My pick in the international corporate sector and whom I don’t know personally, would be Satya Nadella. I admire him for steering a very successful organization to even greater heights, with a quiet and self-effacing style of leadership.
The other I would pick is in the social sector, not known at all. He is Mritunjay Tiwary, the founder and the spirit of Akhand Jyoti Hospital. The goal of eradicating blindness in the poorer parts of the country and encouraging women empowerment is exemplary. And the passion and commitment to achieve it through the team at Mastichak village in Bihar is impressive.
How do you plan for life after retirement?
I stepped down as managing director and CEO of Tata Motors in 2009 and was made the vice-chairman of the board for the next five years. This coincided with the takeover of Jaguar Land Rover in 2008, and kept me busy for the next few years. However, towards the end of my tenure, two changes took place - Tata Motors got a new chairman and managing director. This gave me nearly one year and an opportunity to think about life beyond Tata Motors. I had clarity about one thing, which was to move away from the corporate world but I wasn’t sure in which direction. That evolved with time, as explained earlier.
Is there anything you would tell your younger self?
Each situation calls for unique solutions. And so, my only advice would be to see the big picture and the connectivity with each part of the picture in great detail. Be ambitious and set a bold set of goals. Work backwards in what I would term as an “Outside – In” approach to make an action plan, and always use collaborative strength.
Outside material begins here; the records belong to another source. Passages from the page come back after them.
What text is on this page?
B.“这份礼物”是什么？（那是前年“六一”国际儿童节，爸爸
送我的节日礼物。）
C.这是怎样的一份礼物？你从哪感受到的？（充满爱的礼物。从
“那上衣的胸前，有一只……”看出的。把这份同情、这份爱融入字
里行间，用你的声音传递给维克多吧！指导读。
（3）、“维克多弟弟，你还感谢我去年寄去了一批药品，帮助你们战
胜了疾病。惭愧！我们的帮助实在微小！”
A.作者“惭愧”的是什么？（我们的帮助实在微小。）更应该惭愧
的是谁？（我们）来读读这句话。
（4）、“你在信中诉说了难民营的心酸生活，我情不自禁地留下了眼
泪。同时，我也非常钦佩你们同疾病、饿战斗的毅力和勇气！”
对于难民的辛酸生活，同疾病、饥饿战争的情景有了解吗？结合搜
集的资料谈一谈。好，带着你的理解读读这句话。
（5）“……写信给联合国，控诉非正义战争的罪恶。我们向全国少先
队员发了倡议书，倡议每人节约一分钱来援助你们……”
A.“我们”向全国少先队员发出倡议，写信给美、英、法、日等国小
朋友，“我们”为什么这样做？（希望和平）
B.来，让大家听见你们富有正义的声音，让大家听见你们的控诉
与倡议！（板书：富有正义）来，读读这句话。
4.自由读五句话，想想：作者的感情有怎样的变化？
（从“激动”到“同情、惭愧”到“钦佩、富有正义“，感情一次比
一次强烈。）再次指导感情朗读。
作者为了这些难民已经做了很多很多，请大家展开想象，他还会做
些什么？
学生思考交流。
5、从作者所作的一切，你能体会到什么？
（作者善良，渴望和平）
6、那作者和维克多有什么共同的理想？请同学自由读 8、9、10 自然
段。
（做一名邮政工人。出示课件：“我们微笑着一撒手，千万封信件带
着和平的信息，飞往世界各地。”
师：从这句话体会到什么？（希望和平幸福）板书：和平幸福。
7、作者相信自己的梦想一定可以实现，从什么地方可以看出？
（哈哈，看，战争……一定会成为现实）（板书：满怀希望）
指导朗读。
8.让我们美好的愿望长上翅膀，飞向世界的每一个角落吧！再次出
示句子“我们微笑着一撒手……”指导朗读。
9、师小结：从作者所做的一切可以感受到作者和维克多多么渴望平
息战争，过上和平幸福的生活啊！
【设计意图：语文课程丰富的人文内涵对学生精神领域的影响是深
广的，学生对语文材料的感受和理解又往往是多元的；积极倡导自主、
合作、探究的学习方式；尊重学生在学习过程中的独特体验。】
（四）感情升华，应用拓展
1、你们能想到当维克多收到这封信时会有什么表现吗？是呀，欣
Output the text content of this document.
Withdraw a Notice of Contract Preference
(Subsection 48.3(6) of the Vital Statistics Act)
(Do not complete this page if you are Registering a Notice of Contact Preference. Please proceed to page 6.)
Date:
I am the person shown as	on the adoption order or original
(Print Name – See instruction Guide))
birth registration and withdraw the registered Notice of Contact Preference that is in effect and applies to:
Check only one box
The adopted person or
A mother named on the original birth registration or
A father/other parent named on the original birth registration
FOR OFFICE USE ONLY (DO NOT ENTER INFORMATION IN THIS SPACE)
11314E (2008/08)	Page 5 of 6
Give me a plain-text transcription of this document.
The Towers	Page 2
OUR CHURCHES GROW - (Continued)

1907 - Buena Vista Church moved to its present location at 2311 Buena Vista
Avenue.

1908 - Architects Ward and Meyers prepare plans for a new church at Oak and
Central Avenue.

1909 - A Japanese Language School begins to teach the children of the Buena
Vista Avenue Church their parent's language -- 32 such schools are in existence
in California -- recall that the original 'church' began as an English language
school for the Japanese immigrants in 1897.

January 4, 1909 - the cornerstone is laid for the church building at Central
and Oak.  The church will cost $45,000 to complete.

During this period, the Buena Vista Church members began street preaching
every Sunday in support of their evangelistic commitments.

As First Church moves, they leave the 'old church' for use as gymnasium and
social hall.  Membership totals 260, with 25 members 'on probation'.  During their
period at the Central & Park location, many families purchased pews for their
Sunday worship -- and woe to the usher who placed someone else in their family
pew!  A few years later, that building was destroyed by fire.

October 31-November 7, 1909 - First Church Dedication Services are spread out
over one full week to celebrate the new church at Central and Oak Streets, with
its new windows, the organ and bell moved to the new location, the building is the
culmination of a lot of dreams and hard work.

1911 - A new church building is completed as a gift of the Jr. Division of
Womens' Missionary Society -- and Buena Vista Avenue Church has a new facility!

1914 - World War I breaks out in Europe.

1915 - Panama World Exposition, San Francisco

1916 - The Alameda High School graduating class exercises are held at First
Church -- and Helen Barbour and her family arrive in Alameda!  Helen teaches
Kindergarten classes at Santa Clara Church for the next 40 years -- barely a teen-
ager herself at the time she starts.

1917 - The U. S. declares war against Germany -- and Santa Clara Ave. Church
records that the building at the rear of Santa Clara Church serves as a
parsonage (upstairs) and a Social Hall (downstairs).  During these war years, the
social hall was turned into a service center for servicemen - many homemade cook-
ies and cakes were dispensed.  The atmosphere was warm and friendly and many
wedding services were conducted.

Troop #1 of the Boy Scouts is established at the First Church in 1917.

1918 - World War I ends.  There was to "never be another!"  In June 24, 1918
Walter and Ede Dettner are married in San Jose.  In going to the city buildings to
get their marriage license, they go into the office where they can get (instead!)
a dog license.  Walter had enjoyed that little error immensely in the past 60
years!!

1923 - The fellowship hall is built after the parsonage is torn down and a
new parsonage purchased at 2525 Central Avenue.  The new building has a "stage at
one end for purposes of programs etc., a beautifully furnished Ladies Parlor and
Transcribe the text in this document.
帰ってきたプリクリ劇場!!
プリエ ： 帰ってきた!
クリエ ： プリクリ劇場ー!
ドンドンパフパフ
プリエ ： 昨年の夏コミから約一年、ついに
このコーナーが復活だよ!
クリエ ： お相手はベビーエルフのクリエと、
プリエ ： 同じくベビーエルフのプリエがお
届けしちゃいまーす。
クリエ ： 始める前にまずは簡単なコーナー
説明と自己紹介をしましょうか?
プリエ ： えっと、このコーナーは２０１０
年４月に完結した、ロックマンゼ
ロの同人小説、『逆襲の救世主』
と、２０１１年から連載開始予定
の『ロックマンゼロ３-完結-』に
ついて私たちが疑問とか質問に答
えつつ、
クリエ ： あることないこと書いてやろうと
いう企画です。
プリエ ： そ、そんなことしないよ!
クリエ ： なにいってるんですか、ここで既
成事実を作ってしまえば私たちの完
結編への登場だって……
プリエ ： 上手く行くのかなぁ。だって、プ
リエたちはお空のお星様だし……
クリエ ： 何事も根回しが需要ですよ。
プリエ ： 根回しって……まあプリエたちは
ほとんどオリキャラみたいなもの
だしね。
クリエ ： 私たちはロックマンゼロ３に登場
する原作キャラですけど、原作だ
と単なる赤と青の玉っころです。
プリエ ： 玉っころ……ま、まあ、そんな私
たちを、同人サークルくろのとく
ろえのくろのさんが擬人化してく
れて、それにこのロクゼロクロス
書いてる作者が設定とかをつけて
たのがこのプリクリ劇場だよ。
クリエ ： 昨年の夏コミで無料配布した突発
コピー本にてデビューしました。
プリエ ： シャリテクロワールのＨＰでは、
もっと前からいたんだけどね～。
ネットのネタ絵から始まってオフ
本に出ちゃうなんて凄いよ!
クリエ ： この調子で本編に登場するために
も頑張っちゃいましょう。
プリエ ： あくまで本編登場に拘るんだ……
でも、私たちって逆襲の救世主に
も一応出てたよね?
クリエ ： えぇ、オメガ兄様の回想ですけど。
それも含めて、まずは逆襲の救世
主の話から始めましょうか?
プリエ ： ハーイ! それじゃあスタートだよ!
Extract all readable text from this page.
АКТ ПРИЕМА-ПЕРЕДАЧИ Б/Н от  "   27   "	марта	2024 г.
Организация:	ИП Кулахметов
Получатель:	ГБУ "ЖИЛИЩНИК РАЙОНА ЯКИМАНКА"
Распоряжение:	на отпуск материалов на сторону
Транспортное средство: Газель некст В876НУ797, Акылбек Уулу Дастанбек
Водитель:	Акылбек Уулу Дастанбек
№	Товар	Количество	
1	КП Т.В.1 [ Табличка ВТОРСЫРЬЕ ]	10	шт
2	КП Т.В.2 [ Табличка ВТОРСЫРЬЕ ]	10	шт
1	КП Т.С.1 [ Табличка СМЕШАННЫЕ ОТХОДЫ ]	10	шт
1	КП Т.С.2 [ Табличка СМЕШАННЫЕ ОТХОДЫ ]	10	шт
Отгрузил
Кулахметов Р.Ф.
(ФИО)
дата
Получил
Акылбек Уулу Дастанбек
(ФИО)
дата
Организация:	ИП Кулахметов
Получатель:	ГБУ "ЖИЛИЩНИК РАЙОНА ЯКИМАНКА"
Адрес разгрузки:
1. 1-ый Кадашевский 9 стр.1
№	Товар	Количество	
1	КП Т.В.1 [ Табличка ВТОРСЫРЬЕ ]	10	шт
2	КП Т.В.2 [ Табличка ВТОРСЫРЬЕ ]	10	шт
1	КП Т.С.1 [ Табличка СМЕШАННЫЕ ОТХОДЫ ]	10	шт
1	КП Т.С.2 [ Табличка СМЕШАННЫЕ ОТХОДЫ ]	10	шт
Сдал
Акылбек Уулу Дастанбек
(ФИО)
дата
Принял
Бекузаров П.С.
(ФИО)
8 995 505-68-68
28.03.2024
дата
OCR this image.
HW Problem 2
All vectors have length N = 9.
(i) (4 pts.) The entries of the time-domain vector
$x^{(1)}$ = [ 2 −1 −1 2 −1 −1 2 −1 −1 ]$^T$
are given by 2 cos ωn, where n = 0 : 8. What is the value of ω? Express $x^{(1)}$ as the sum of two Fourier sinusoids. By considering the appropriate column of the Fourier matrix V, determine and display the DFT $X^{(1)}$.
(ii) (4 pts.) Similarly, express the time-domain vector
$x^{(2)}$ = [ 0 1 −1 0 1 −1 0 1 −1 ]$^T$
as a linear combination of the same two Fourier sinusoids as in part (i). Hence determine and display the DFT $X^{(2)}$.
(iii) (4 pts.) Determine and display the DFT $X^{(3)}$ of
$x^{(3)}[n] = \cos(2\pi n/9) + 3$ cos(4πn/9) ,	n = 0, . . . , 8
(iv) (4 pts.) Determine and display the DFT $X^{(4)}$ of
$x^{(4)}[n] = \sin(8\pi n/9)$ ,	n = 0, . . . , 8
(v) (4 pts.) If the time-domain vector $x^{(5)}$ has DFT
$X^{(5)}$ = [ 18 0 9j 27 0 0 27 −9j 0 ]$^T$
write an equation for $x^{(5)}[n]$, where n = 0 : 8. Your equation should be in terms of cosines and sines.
What is your advice for the next cadre of corporate leaders?
I would put forth two thoughts for consideration. Test the limits. It is important to test the limits of capacity and capability to achieve extraordinary results. We need to constantly strive for finding, and push for finding, and testing the boundaries in society, industry, organization, team and in individuals. Mostly, we are limited by our own imagination, and the beauty is that most of the time you will get surprised by the success achieved in surpassing these limits.The other is leading from the back. Leading from the front is the popular adage but several factors enumerated earlier call for trying an alternative form of leadership. The corporate world absorbs a lot from the military. Now, even the conduct of war is done from the back, in these times of advanced and pervasive technology, it is time for the corporate world to sit up and take notice of the changes. Like Nelson Mandela said, 'lead from the back and let others believe they are in the front'.